One quilt in Lancasterhistory.org’s collection is the epitome of Amish quilts for sale, from the design to the colors and the quilting. Wendell Zercher, a Lancasterhistory.org curator, shared more about the piece in a recent talk about the history of quilting in Lancaster County.
Similar to Amish culture, there are unspoken rules about how to make a quilt, Zercher said.
“There were certain things Amish women knew that they could use, certain fabrics, certain colors, certain designs and they should not step over the boundary,” he said. “They could dance real close to the boundary, but by and large, they were of one mind and they knew exactly, even if it wasn't written down, what they were supposed to use.”
This quilt made in 1910, has dark colors and geometric design. It was featured on the cover of the catalogue of “AMISH: The Art of the Quilt” at the Fine Arts Museums of San Francisco in 1990.
Amish women loved quilting with thin wool when the fabric was available. Often, the fabrics were the same to make clothing, in reds, blues, purples and greens.
“They loved these deep, rich, saturated colors,” Zercher said. “They just almost glowed. In the earlier days, the colors tended to be more muted, a little darker and a little more reserved. As time went on, we have brighter colors. Usually, black was not used.”
In other Amish communities, like Holmes County, Ohio, black is everywhere.
The earliest Amish quilts were simple framed squares. Later, a center medallion was added with a square or a square tilted on point, like a diamond.
The quilt is part of the Esprit collection of the late Doug Tompkins. Tompkins co-founded Esprit and the North Face. He fell in love with the abstract quilts and collected Amish quilts with a focus on those made in Lancaster County.
Tompkins displayed several of the quilts at Esprit’s San Francisco headquarters and said he hoped they would influence employees.
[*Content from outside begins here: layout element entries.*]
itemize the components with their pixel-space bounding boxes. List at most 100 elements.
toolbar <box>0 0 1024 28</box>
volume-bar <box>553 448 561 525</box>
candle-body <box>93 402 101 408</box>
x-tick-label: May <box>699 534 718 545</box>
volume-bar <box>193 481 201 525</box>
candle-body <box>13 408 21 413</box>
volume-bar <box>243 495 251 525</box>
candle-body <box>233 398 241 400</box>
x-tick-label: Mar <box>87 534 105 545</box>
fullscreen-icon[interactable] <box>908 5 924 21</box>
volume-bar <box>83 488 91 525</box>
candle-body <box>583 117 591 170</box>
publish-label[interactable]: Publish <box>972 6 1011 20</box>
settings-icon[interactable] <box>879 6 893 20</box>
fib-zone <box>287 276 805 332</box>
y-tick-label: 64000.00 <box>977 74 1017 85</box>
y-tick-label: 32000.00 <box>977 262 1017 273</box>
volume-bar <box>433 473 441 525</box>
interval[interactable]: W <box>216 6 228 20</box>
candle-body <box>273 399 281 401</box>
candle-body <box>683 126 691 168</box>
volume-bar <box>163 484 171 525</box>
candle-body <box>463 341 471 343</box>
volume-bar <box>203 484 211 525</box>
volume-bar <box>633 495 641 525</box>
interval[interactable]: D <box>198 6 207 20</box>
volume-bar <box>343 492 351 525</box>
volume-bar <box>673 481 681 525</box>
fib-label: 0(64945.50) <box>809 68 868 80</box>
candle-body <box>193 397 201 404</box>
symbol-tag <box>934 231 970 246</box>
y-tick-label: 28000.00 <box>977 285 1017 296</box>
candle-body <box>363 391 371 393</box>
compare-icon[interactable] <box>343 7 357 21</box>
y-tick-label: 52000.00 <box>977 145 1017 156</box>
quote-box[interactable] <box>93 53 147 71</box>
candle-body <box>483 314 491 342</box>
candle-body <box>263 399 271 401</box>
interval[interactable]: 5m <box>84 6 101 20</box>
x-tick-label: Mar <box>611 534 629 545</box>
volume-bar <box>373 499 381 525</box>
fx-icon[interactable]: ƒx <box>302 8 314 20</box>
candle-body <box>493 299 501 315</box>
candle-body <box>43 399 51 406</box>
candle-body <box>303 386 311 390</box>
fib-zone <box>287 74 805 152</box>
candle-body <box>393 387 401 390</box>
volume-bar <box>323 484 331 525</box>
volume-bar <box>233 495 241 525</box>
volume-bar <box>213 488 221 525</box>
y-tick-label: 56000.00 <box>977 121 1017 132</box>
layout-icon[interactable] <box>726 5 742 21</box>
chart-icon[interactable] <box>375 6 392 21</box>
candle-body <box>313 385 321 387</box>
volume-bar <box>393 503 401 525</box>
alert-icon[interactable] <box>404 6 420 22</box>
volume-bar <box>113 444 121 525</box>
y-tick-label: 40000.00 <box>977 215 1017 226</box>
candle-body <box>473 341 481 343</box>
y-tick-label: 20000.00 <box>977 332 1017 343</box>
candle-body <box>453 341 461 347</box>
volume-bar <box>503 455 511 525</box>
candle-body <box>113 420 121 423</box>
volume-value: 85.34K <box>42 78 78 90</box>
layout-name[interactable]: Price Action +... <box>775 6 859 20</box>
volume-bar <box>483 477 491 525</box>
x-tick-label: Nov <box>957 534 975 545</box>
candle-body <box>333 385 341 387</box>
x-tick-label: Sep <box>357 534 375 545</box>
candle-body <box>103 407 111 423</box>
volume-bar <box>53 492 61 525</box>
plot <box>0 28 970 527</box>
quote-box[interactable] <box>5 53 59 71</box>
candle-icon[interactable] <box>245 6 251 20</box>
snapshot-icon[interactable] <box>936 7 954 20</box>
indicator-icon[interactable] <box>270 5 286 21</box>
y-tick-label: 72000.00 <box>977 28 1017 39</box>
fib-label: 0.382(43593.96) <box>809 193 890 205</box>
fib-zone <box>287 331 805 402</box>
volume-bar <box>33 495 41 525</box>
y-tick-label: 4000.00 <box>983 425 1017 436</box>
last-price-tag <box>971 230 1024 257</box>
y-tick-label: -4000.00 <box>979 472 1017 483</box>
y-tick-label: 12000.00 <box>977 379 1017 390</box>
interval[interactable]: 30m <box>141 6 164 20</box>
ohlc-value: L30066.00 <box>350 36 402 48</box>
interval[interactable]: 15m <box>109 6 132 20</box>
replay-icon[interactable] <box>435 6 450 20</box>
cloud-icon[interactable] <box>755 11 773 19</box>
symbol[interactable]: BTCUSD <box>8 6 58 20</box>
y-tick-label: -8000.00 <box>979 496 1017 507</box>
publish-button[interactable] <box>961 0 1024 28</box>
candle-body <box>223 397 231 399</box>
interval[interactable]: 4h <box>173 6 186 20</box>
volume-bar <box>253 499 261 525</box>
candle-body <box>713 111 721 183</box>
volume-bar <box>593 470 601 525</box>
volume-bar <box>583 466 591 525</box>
“We have found that living among such masterpieces of design, color and workmanship has inspired designs, tuned all of our senses to design and left us all a little bit, if not a lot richer,” he wrote in a 1985 quilt collection catalog.
In 2002, he sold 82 of those quilts from his collection to the former Lancaster Quilt & Textile Museum. The quilts are now part of Lancasterhistory.org’s collection and travel around the world for exhibits.